Vitamin D is the second supplement that I have on my "favorites" list, right after calcium. In fact, I could probably combine it with calcium as it really is part of calcium physiology. Vitamin D facilitates the absorption of calcium from the digestive tract, it maintains optimal blood calcium levels, and it regulates bone growth and remodeling. So if you're supplementing with calcium, there's a good chance you should be supplementing with Vitamin D as well.
Vitamin D gets its own post because it does have other functions besides its role with calcium. In fact, many organs and tissues in the body have Vitamin D receptors, suggesting that there are many other functions for Vitamin D that may be unrelated to calcium although these functions have not been fully studied and understood. A few that have been studied, even if they aren't fully understood, are Vitamin D's anti-cancer properties as well as the role it may play in preventing auto-immune diseases. I expect as more studies are done we will discover more and more roles of Vitamin D.
While the RDA (recommended daily allowance) for Vitamin D is 600IU, I have found that more that 10 times that much appears to be required simply as a maintenance dose. A group of Canadian researchers found that 8000IU seems to be the dosage required to maintain optimal levels measured with blood testing. Remember, that is a total of 8000IU, sunlight, food and supplementation. As a physician, I have found that some individuals require much higher dosages if they come to me highly deficient. However, I use higher dosages in conjunction with laboratory testing to ensure that my clients don't get too much Vitamin D.

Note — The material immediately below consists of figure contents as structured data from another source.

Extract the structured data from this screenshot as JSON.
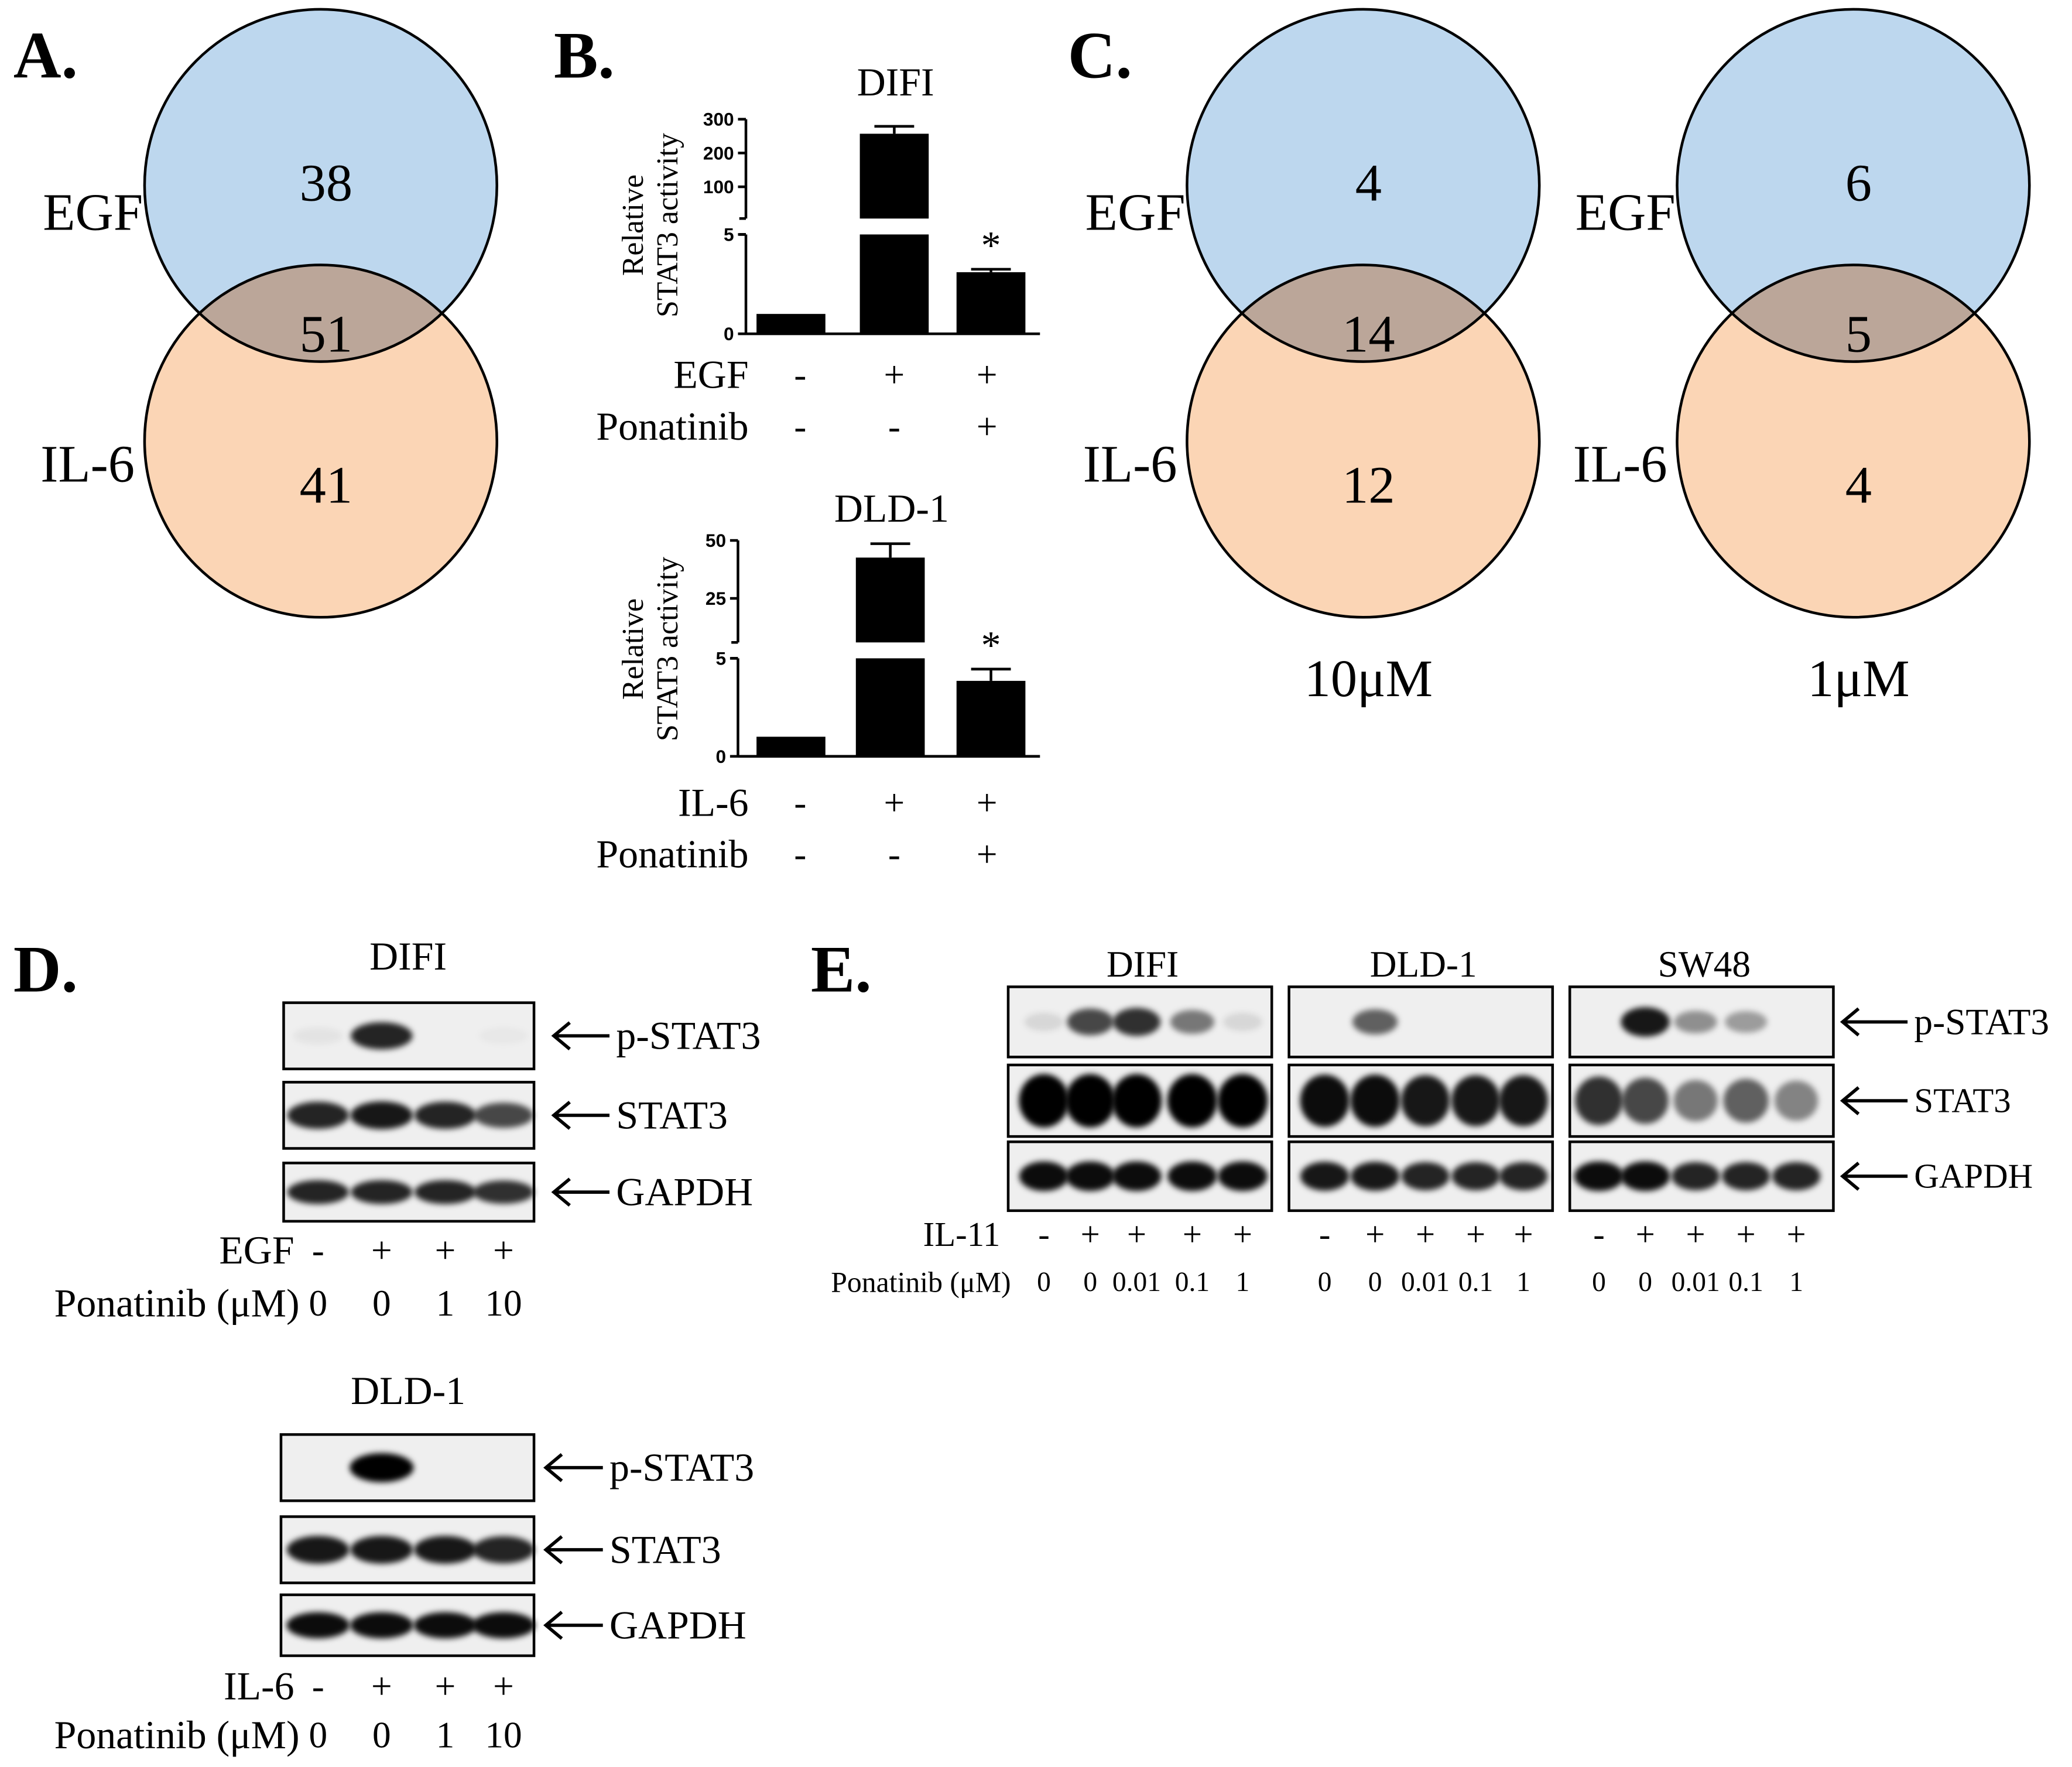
{
  "panels": {
    "A": {
      "label": "A.",
      "venn": {
        "sets": [
          "EGF",
          "IL-6"
        ],
        "counts": [
          38,
          51,
          41
        ]
      }
    },
    "B": {
      "label": "B."
    },
    "C": {
      "label": "C.",
      "venns": [
        {
          "sets": [
            "EGF",
            "IL-6"
          ],
          "counts": [
            4,
            14,
            12
          ],
          "caption": "10μM"
        },
        {
          "sets": [
            "EGF",
            "IL-6"
          ],
          "counts": [
            6,
            5,
            4
          ],
          "caption": "1μM"
        }
      ]
    },
    "D": {
      "label": "D.",
      "blots": [
        {
          "title": "DIFI",
          "bands": [
            "p-STAT3",
            "STAT3",
            "GAPDH"
          ],
          "conditions": [
            {
              "name": "EGF",
              "values": [
                "-",
                "+",
                "+",
                "+"
              ]
            },
            {
              "name": "Ponatinib (μM)",
              "values": [
                "0",
                "0",
                "1",
                "10"
              ]
            }
          ]
        },
        {
          "title": "DLD-1",
          "bands": [
            "p-STAT3",
            "STAT3",
            "GAPDH"
          ],
          "conditions": [
            {
              "name": "IL-6",
              "values": [
                "-",
                "+",
                "+",
                "+"
              ]
            },
            {
              "name": "Ponatinib (μM)",
              "values": [
                "0",
                "0",
                "1",
                "10"
              ]
            }
          ]
        }
      ]
    },
    "E": {
      "label": "E.",
      "bands": [
        "p-STAT3",
        "STAT3",
        "GAPDH"
      ],
      "conditions": [
        "IL-11",
        "Ponatinib (μM)"
      ],
      "blots": [
        {
          "title": "DIFI",
          "values": [
            [
              "-",
              "+",
              "+",
              "+",
              "+"
            ],
            [
              "0",
              "0",
              "0.01",
              "0.1",
              "1"
            ]
          ]
        },
        {
          "title": "DLD-1",
          "values": [
            [
              "-",
              "+",
              "+",
              "+",
              "+"
            ],
            [
              "0",
              "0",
              "0.01",
              "0.1",
              "1"
            ]
          ]
        },
        {
          "title": "SW48",
          "values": [
            [
              "-",
              "+",
              "+",
              "+",
              "+"
            ],
            [
              "0",
              "0",
              "0.01",
              "0.1",
              "1"
            ]
          ]
        }
      ]
    }
  },
  "chart_data": [
    {
      "type": "bar",
      "title": "DIFI",
      "ylabel": [
        "Relative",
        "STAT3 activity"
      ],
      "color": "#000000",
      "values": [
        1,
        257,
        3.1
      ],
      "errors": [
        0,
        22,
        0.15
      ],
      "annotations": [
        null,
        null,
        "*"
      ],
      "ylim_segments": [
        [
          0,
          5
        ],
        [
          6,
          300
        ]
      ],
      "yticks_segments": [
        [
          0,
          5
        ],
        [
          100,
          200,
          300
        ]
      ],
      "conditions": [
        {
          "name": "EGF",
          "values": [
            "-",
            "+",
            "+"
          ]
        },
        {
          "name": "Ponatinib",
          "values": [
            "-",
            "-",
            "+"
          ]
        }
      ]
    },
    {
      "type": "bar",
      "title": "DLD-1",
      "ylabel": [
        "Relative",
        "STAT3 activity"
      ],
      "color": "#000000",
      "values": [
        1,
        42.6,
        3.85
      ],
      "errors": [
        0,
        6,
        0.6
      ],
      "annotations": [
        null,
        null,
        "*"
      ],
      "ylim_segments": [
        [
          0,
          5
        ],
        [
          6,
          50
        ]
      ],
      "yticks_segments": [
        [
          0,
          5
        ],
        [
          25,
          50
        ]
      ],
      "conditions": [
        {
          "name": "IL-6",
          "values": [
            "-",
            "+",
            "+"
          ]
        },
        {
          "name": "Ponatinib",
          "values": [
            "-",
            "-",
            "+"
          ]
        }
      ]
    }
  ]
}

The primary mechanism for humans to get Vitamin D is, of course, the sun. There are cells in our skin that are triggered by sunlight to produce Vitamin D. However, a certain concentration of a specific type of ray from the sun is required to trigger this process. Adequate levels to produce sufficient Vitamin D is not present year round in all parts of the world. Specifically, the further you get from the equator, the less time the sun will trigger Vitamin D synthesis. For specific information about your Vitamin D production in your location, I recommend using an app that takes your location as well as the time of year, and estimates how much Vitamin D you can get from sun exposure. The app that I use is called dminder. There are probably several apps that do similar things, this is simply the one that I found and it gets the job done.
If you are unable to get sufficient Vitamin D through sunlight, or you are unwilling to get the necessary sun exposure, there are food sources for Vitamin D. The best food sources are oily and fatty fish. This would include sardines, salmon, mackerel, and cod liver oil.
Finally, there are supplements. Vitamin D can be found in both D2 and D3 forms. Research suggests that Vitamin D3 is a more effective Vitamin D supplemental form. When supplementing with Vitamin D there are a few things to keep in mind. First, Vitamin D is a fat soluble vitamin. So if you are supplementing with a capsule and the Vitamin D is in powder form, it will be important to take the supplement with some fatty foods. It could be taken with yogurt (full fat), cheese, avocado, nuts, or other fat containing foods. There are also Vitamin D supplements that are already emulsified in fats. The second thing to consider is with these fat emulsified supplements. Although I have found no research on this, I have found that Vitamin D in soybean oil doesn't seem to have the same outcomes as the supplements that use other oils. Consequently, I always look for a Vitamin D supplement in olive oil or another (non-soybean) oil.